My sweet, sweet, sweet little boy Cooper turned 3 today.
I can still remember how it felt to be overdue with him, how huge and lumbering I was, how nervous I felt when my OB told me he would be induced on September 12 or 13 depending on hospital availability and my non stress test and BPP scheduled for September 10, how tentatively excited I was to wake up in the middle of the night with contractions and sneak downstairs to watch Everybody's Fine. I remember how triumphant I felt after his med-free delivery. I went med-free with Jack after getting an epidural with Harry, and I was scared I wouldn't be able to do it again. But med-free childbirth is a wonderful, empowering, primal experience, and of the whole 12-ish hours, only a couple of them really sucked.
From the first moment he was born, Cooper loved to suck. He was a wonderful breast feeder and GAINED weight in the hospital. Who does that? He went home addicted to the pacifier, and the only time I let him out of my arms in the hospital was when he had his hearing screen and Hep B vaccine. Once I put him down in his little plastic box so I could take a shower, but he didn't like that, and I held him next to me for the next, oh, 11 months. Ben stayed home with the other boys, so it was just Cooper and me at the hospital. I held him for 48 hours and watched daytime TV and ate deli sandwiches on trays. A perfect baby moon.

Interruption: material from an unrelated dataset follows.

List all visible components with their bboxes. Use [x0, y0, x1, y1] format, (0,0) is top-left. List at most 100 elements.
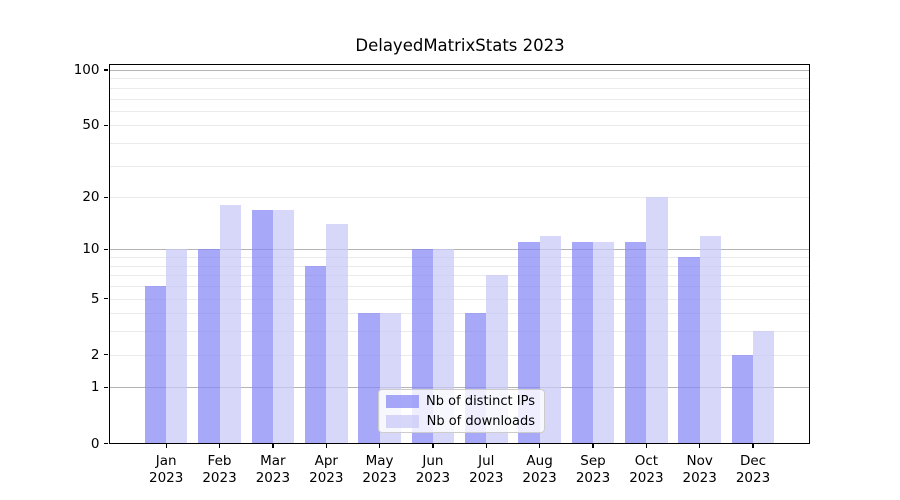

He has been a wonderful child from the start. By 2 weeks old he was sleeping 10 hours overnight. He lived in a Moby Wrap and the Ergo for at least 4 months, and he loved to watched the big boys whirl around him. He was so delightful that we decided to throw caution to the wind and have another baby, and we made this choice when he was only 4 months old. In retrospect, I am so glad it took us 5 months to get pregnant with Dorothy because damn that would have been a lot of baby in a short year.
For the past 18 months or so, we have been concerned about his speech. Starting this week, a therapist will come to our home every week. We have already seen him make great strides, and he delights us everyday with new words and phrases. Today when he opened his birthday gifts, he exclaimed over and named all of his presents-- such a far cry from last year when he was so, so silent. My favorite thing he says is "What the heck?" But I also really like when he holds up his imperious hand and says "Wheat" (wait), and his rendition of "Let it Go" is fantastic. He is charming and funny with a devilish sense of humor and a killer smile. (I think he said fuck at dinner tonight. I pretended not to hear him because it is hard to sensor a speech delayed child, which is why he says "die" so much when playing "guys." That, and all the Walking Dead and Boardwalk Empire he watched with Ben before he could talk).
Everyday, I think I could not possibly love him more and then he does something ridiculously cute, and I DO. Like when he comes out of bed after nap all stompy and red and crabby and disheveled with pillow wrinkles on his face. I could eat him up.
Anyway, he turned 3 today and had presents, breakfast cupcakes, a celebration at school, and dinner at our favorite birthday bar.
Edited: I just re-read Coop's birth story, and I forgot to mention there that our nurse, Corky, had to be called in from home because it was so packed, that Ben made a horrible joke at my expense when I was pushing, and Corky gave him the world's dirtiest look, and that Cooper was GREEN when he was born. You're welcome.